Он запнулся, неловко замолчал. Он был смущен, мучительно сознавал, что не умеет высказать свою мысль. В прочитанном он почувствовал огромность жизни, жар ее и свет, но как передать это словами? Не смог он выразить свои чувства – и представился себе матросом, что оказался темной ночью на чужом корабле и никак не разберется ощупью в незнакомом такелаже. Ладно, решил он, все в его руках, надо будет освоиться с этим новым окружением. Не случалось еще такого, чтоб он с чем-то не совладал, была бы охота, а теперь самое время захотеть выучиться говорить про то, что у него внутри, да так, чтоб она поняла. В мыслях его Руфь заслонила полмира.
– А вот Лонгфелло… – говорила она.
– Ага, этого я читал, – перебил он, спеша выставить в лучшем виде свой скромный запас знаний о книгах, желая дать понять, что и он не вовсе темный, – «Псалом жизни», «Эксцельсиор» и… все вроде.
Она кивнула и улыбнулась, и он как-то ощутил, что улыбнулась она снисходительно… жалостливо- снисходительно. Дурак он, чего полез хвастать ученостью. У этого Лонгфелло скорей всего книжек пруд пруди.
– Прошу прощенья, мисс, зря я встрял. Сдается мне, я тут мало чего смыслю. Не по моей это части. А только добьюсь я, будет по моей части.
Прозвучало это угрожающе. В голосе слышалась непреклонность, глаза сверкали, лицо стало жестче. Руфи показалось, у него выпятился подбородок, придавая всему облику что-то неприятно вызывающее. Но при этом ее словно обдало хлынувшей от него волною мужественности.
– Я думаю, вы добьетесь, это будет по… по вашей части, – со смехом закончила она. – Вы такой сильный.
Ее взгляд на миг задержался на его мускулистой шее, бронзовой от загара, с грубыми жилами, прямо бычьей, здоровье и сила переливались в нем через край. И хотя он смущенно краснел и робел, ее снова потянуло к нему. Нескромная мысль внезапно поразила ее. Если коснуться этой шеи руками, можно впитать всю его силу и мощь. Мысль эта возмутила девушку. Будто вдруг обнаружилась неведомая ей дотоле порочность ее натуры. К тому же физическая сила в ее глазах – нечто грубое, вульгарное. Идеалом мужской красоты для нее всегда была изящная стройность. И однако мысль оказалась упорной. Откуда оно, желание обхватить руками загорелую шею гостя, недоумевала она. А суть в том, что сама она была отнюдь не крепкая, и тело ее и душа тянулись к силе. Но она этого не знала. Знала только, что ни разу в жизни ни один мужчина никогда не волновал ее так, как этот, который то и дело возмущал ее своей чудовищно безграмотной речью.

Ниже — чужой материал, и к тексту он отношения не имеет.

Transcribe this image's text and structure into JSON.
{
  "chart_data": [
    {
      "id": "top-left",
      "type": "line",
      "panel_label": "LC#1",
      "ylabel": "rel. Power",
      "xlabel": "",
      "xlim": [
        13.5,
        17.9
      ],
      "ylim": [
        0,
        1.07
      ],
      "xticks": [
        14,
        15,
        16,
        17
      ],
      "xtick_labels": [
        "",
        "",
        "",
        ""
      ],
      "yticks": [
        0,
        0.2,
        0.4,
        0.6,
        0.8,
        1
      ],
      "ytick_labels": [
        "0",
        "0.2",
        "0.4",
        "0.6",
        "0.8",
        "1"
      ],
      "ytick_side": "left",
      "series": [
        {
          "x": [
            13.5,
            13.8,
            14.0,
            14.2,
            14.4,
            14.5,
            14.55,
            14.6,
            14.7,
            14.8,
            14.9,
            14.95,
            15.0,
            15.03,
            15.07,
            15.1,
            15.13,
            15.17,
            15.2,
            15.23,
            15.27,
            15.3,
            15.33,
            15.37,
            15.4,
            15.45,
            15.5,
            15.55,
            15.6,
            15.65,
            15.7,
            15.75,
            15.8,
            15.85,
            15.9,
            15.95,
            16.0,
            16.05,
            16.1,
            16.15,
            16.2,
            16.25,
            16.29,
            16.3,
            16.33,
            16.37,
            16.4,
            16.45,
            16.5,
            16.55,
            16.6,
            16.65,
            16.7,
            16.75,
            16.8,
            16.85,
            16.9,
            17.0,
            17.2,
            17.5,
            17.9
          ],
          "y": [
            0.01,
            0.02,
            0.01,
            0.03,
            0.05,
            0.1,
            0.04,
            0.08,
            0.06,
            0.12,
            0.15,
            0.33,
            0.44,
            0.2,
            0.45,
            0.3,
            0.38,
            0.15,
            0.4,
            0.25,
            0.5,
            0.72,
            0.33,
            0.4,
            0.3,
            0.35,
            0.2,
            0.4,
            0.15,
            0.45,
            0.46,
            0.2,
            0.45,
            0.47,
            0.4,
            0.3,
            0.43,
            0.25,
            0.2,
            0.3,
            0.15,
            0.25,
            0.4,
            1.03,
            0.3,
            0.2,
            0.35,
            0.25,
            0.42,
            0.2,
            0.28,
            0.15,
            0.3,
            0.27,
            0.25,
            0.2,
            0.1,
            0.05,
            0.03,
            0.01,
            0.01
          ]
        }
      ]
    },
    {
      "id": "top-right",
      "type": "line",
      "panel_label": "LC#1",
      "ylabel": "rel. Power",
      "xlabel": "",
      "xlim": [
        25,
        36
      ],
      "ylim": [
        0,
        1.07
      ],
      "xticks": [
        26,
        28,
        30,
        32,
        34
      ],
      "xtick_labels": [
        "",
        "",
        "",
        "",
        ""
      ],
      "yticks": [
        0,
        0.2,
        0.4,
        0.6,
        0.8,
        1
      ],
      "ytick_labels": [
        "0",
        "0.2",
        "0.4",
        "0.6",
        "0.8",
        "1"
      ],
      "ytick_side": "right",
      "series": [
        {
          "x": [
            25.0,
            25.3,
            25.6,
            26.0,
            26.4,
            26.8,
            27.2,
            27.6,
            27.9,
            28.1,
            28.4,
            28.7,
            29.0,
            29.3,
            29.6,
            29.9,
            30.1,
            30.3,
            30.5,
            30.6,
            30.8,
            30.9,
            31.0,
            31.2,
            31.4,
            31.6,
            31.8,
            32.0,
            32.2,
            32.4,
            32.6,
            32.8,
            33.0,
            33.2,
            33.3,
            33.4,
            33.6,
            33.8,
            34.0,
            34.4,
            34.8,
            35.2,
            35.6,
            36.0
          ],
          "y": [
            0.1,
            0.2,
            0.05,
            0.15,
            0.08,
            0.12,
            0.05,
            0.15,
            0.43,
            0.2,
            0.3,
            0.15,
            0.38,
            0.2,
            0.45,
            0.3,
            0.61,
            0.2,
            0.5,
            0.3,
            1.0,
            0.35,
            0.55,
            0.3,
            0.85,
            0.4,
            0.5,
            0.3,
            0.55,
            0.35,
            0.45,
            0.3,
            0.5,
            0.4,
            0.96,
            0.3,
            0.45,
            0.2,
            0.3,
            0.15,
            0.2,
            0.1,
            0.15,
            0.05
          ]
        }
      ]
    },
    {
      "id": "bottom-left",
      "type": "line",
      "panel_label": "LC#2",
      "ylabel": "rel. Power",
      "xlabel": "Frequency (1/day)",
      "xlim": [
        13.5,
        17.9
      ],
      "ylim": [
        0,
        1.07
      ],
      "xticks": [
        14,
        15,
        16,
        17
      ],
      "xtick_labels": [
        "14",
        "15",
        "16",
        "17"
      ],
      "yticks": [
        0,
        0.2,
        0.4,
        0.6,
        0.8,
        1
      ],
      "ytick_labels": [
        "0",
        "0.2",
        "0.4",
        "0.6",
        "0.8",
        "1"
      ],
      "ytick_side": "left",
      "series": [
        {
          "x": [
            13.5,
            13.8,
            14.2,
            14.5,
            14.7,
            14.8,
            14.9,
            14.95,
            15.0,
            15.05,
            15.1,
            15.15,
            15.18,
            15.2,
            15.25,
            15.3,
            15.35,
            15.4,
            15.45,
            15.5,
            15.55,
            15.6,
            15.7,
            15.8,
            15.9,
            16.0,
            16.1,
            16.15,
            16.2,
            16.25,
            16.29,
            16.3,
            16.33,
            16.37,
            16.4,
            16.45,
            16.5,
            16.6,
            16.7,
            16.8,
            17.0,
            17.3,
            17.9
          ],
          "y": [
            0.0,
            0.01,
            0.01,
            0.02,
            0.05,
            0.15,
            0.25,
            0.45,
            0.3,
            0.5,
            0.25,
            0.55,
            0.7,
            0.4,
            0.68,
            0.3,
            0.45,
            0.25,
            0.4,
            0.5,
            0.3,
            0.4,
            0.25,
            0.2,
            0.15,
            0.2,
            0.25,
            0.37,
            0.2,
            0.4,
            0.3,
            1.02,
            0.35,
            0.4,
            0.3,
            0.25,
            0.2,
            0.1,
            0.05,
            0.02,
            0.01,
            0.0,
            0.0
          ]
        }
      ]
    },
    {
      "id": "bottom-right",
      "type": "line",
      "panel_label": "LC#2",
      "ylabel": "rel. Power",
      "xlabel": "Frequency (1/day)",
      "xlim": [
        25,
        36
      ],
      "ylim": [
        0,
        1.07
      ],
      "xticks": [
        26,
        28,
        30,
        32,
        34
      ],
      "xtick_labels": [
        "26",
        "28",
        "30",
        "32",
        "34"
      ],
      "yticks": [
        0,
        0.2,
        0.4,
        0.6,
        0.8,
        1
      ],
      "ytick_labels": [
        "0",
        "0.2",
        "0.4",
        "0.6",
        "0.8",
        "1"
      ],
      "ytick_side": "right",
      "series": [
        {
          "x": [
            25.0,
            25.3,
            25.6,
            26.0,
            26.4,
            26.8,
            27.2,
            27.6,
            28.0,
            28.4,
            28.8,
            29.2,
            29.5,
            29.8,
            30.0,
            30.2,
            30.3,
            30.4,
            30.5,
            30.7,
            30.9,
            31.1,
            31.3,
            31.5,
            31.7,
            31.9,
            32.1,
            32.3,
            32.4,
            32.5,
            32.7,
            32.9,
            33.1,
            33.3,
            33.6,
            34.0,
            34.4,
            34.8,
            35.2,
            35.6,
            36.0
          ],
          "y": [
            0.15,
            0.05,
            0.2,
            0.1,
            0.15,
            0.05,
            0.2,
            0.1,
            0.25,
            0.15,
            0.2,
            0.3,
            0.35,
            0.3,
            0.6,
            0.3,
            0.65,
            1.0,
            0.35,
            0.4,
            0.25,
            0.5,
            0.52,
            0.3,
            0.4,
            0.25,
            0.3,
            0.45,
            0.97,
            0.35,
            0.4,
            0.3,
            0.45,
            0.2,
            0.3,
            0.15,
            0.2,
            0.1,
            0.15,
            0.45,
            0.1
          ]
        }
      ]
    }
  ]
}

– Верно, я не хилый, – сказал он. – Меня с копыт не сковырнешь, я и гвозди жевать могу. А вот сейчас никак не переварю, чего вы говорите. Не по зубам мне. Не учили меня этому. Книжки я люблю, и стихи тоже, и читаю всякую свободную минутку, а только по-вашему отродясь про них не думал. Потому и толковать про них не умею. Я вроде как штурман – занесло невесть куда, а ни карты, ни компаса нету. Надо мне сориентироваться. Может, укажете, куда держать путь? Вы-то откуда узнали все это, про что рассказывали?
– В школе, вероятно, и вообще училась, – ответила она.
– Несмышленышем и я в школу ходил, – возразил было Мартин.
– Да, но я имею в виду среднюю школу, и лекции, и университет.
– В университете учились? – откровенно изумился он. Теперь она стала еще недосягаемей, ее отнесло по крайней мере еще на миллион миль.
– И сейчас учусь. Слушаю специальный курс английской филологии.
– Что такое «английская филология», он не знал, подумал, и тут он невежда, и принялся спрашивать дальше:
– Стало быть, сколько мне надо учиться, чтоб дойти до университета?
Она улыбнулась, одобряя такую тягу к знаниям.
– Это зависит от того, сколько вы учились до сих пор, – сказала она. – В старшие классы вы не ходили? Нет, конечно. Ну а восемь классов кончили?